MİMARİ, İÇMİMARİ VE TASARIMIN İNSAN PSİKOLOJİSİNE ETKİLERİ
Psikoloji, temel taşı insan olan bir bilim alanı. Mimarlık ise, mekan üretme sanatı gibi dar bir kesitte açıklanamayacak kadar interdisipliner, çok yönlü bağlamı olan bir disiplin. Özellikle tasarım ve içmimari, o kadar güçlü görsel bir olgudur ki, tasarım yapılan mekandan faydalanacak, o mekanda bulunacak ve yaşayacak olan insanların davranışlarını doğrudan etkiler. Yapıların tasarımları ile, içerisinde yaşayan insanların davranışları ve gelişime katkısı bilimsel olarak ispatlanmış bir gerçek.Son yarı yüzyılda her iki temel alanın da farkındalık kazandığı bir tema var: İnsanın “mekan bağlamından”, mekanın ise “insan bağlamından” bağımsız olarak değerlendiremeyeceği gerçeği. Bu bağlamda, bütünsel bir bakış açısı ile tartışma çabası, yeni bir alt disiplinin doğuşunu da beraberinde getiriyor: Mimarlıkta Psikoloji. Bir anlamda her iki temel disiplinin ara kesit düzlemi olarak işlev gören bu alan, içmimarlığın, gerek kullanıcısı gerekse de tasarımcısının insan olması nedeni ile, sadece fiziksel değil, psikoloji tabanına bağlı yaklaşımlarla da değerlendirilmesi gerekliliği üzerine odaklanılıyor.

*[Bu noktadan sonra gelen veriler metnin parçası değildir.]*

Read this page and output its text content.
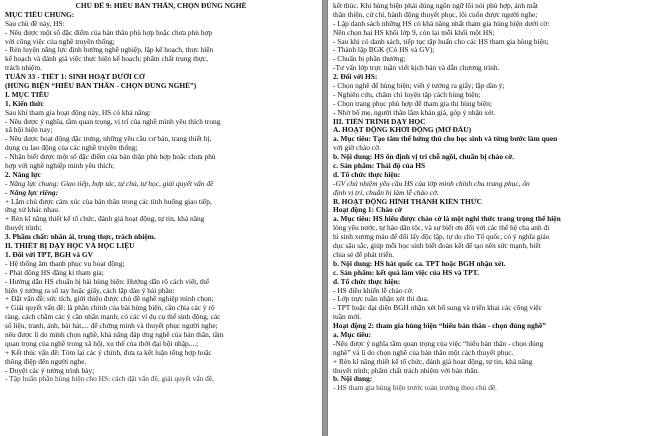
CHỦ ĐỀ 9: HIỂU BẢN THÂN, CHỌN ĐÚNG NGHỀ
MỤC TIÊU CHUNG:
Sau chủ đề này, HS:
- Nêu được một số đặc điểm của bản thân phù hợp hoặc chưa phù hợp
với công việc của nghề truyền thống;
- Rèn luyện năng lực định hướng nghề nghiệp, lập kế hoạch, thực hiện
kế hoạch và đánh giá việc thực hiện kế hoạch; phẩm chất trung thực,
trách nhiệm.
TUẦN 33 - TIẾT 1: SINH HOẠT DƯỚI CỜ
(HÙNG BIỆN “HIỂU BẢN THÂN - CHỌN ĐÚNG NGHỀ”)
I. MỤC TIÊU
1. Kiến thức
Sau khi tham gia hoạt động này, HS có khả năng:
- Nêu được ý nghĩa, tầm quan trọng, vị trí của nghề mình yêu thích trong
xã hội hiện nay;
- Nêu được hoạt động đặc trưng, những yêu cầu cơ bản, trang thiết bị,
dụng cụ lao động của các nghề truyền thống;
- Nhận biết được một số đặc điểm của bản thân phù hợp hoặc chưa phù
hợp với nghề nghiệp mình yêu thích;
2. Năng lực
- Năng lực chung: Giao tiếp, hợp tác, tự chủ, tự học, giải quyết vấn đề
- Năng lực riêng:
+ Lắm chủ được cảm xúc của bản thân trong các tình huống giao tiếp,
ứng xử khác nhau.
+ Rèn kĩ năng thiết kế tổ chức, đánh giá hoạt động, tự tin, khả năng
thuyết trình;
3. Phẩm chất: nhân ái, trung thực, trách nhiệm.
II. THIẾT BỊ DẠY HỌC VÀ HỌC LIỆU
1. Đối với TPT, BGH và GV
- Hệ thống âm thanh phục vụ hoạt động;
- Phát động HS đăng kí tham gia;
- Hướng dẫn HS chuẩn bị bài hùng biện: Hướng dẫn rõ cách viết, thể
hiện ý tưởng ra sổ tay hoặc giấy, cách lập dàn ý bài phần:
+ Đặt vấn đề: sức tích, giới thiệu được chủ đề nghề nghiệp mình chọn;
+ Giải quyết vấn đề: là phần chính của bài hùng biện, cần chia các ý rõ
ràng, cách chăm các ý cần nhấn mạnh; có các ví dụ cụ thể sinh động, các
số liệu, tranh, ảnh, bài hát,... để chứng minh và thuyết phục người nghe;
nêu được lí do mình chọn nghề, khả năng đáp ứng nghề của bản thân, tầm
quan trọng của nghề trong xã hội, xu thế của thời đại hội nhập,...;
+ Kết thúc vấn đề: Tóm lại các ý chính, đưa ra kết luận tổng hợp hoặc
thông điệp đến người nghe.
- Duyệt các ý tưởng trình bày;
- Tập huấn phần hùng biện cho HS: cách đặt vấn đề, giải quyết vấn đề,
kết thúc. Khi hùng biện phải dùng ngôn ngữ lôi nói phù hợp, ánh mắt
thân thiện, cử chỉ, hành động thuyết phục, lôi cuốn được người nghe;
- Lập danh sách những HS có khả năng nhất tham gia hùng biện dưới cờ:
Nên chọn hai HS khối lớp 9, còn lại mỗi khối một HS;
- Sau khi có danh sách, tiếp tục tập huấn cho các HS tham gia hùng biện;
- Thành lập BGK (Có HS và GV);
- Chuẩn bị phần thưởng;
-Tư vấn lớp trực tuần viết kịch bản và dẫn chương trình.
2. Đối với HS:
- Chọn nghề để hùng biện; viết ý tưởng ra giấy; lập dàn ý;
- Nghiên cứu, chăm chỉ luyện tập cách hùng biện;
- Chọn trang phục phù hợp để tham gia thi hùng biện;
- Nhờ bố mẹ, người thân lắm khán giả, góp ý nhận xét.
III. TIẾN TRÌNH DẠY HỌC
A. HOẠT ĐỘNG KHỞI ĐỘNG (MỞ ĐẦU)
a. Mục tiêu: Tạo tâm thế hứng thú cho học sinh và từng bước làm quen
với giờ chào cờ.
b. Nội dung: HS ổn định vị trí chỗ ngồi, chuẩn bị chào cờ.
c. Sản phẩm: Thái độ của HS
d. Tổ chức thực hiện:
-GV chủ nhiệm yêu cầu HS của lớp mình chỉnh chu trang phục, ổn
định vị trí, chuẩn bị làm lễ chào cờ.
B. HOẠT ĐỘNG HÌNH THÀNH KIẾN THỨC
Hoạt động 1: Chào cờ
a. Mục tiêu: HS hiểu được chào cờ là một nghi thức trang trọng thể hiện
lòng yêu nước, tự hào dân tộc, và sự biết ơn đối với các thế hệ cha anh đi
hi sinh xương máu để đổi lấy độc lập, tự do cho Tổ quốc, có ý nghĩa giáo
dục sâu sắc, giúp mỗi học sinh biết đoàn kết để tạo nên sức mạnh, biết
chia sẻ để phát triển.
b. Nội dung: HS hát quốc ca. TPT hoặc BGH nhận xét.
c. Sản phẩm: kết quả làm việc của HS và TPT.
d. Tổ chức thực hiện:
- HS điều khiển lễ chào cờ.
- Lớp trực tuần nhận xét thi đua.
- TPT hoặc đại diện BGH nhận xét bổ sung và triển khai các công việc
tuần mới.
Hoạt động 2: tham gia hùng biện “hiểu bản thân - chọn đúng nghề”
a. Mục tiêu:
-Nêu được ý nghĩa tầm quan trọng của việc “hiểu bản thân - chọn đúng
nghề” và lí do chọn nghề của bản thân một cách thuyết phục.
+ Rèn kĩ năng thiết kế tổ chức, đánh giá hoạt động, tự tin, khả năng
thuyết trình; phẩm chất trách nhiệm với bản thân.
b. Nội dung:
- HS tham gia hùng biện trước toàn trường theo chủ đề.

Araştırmalara göre tasarım faktörü başlı başına insan hayatını olumlu ya da olumsuz yönde etkileyebiliyor. İyi tasarıma sahip bir iç mekan, içerisinde yaşayan insanların, psikolojik anlamda davranış biçimi olumlu olarak etkileniyor. Bugün dünya nüfusunun yaklaşık yarısı büyük şehirlerde yaşıyor. 2050 yılında bu oranın yüzde 75’lere ulaşması bekleniyor. Bu beton ormanlarında genelde deniz, doğal park, göl ve yeşil alanlar ancak rüyalarımızda yer bulabiliyor. Bu sebeple doğal olmayan çevre, günlük yaşamlarımızda daha fazla etkin rol oynuyor. Yapay parklar, köprüler, okullar, hastaneler, alışveriş merkezleri, iş merkezleri, spor tesisleri ve de en önemlisi evlerimiz. Tüm bu mimari yapılar tasarımlarıyla yaşam kalitemizi belirliyorlar.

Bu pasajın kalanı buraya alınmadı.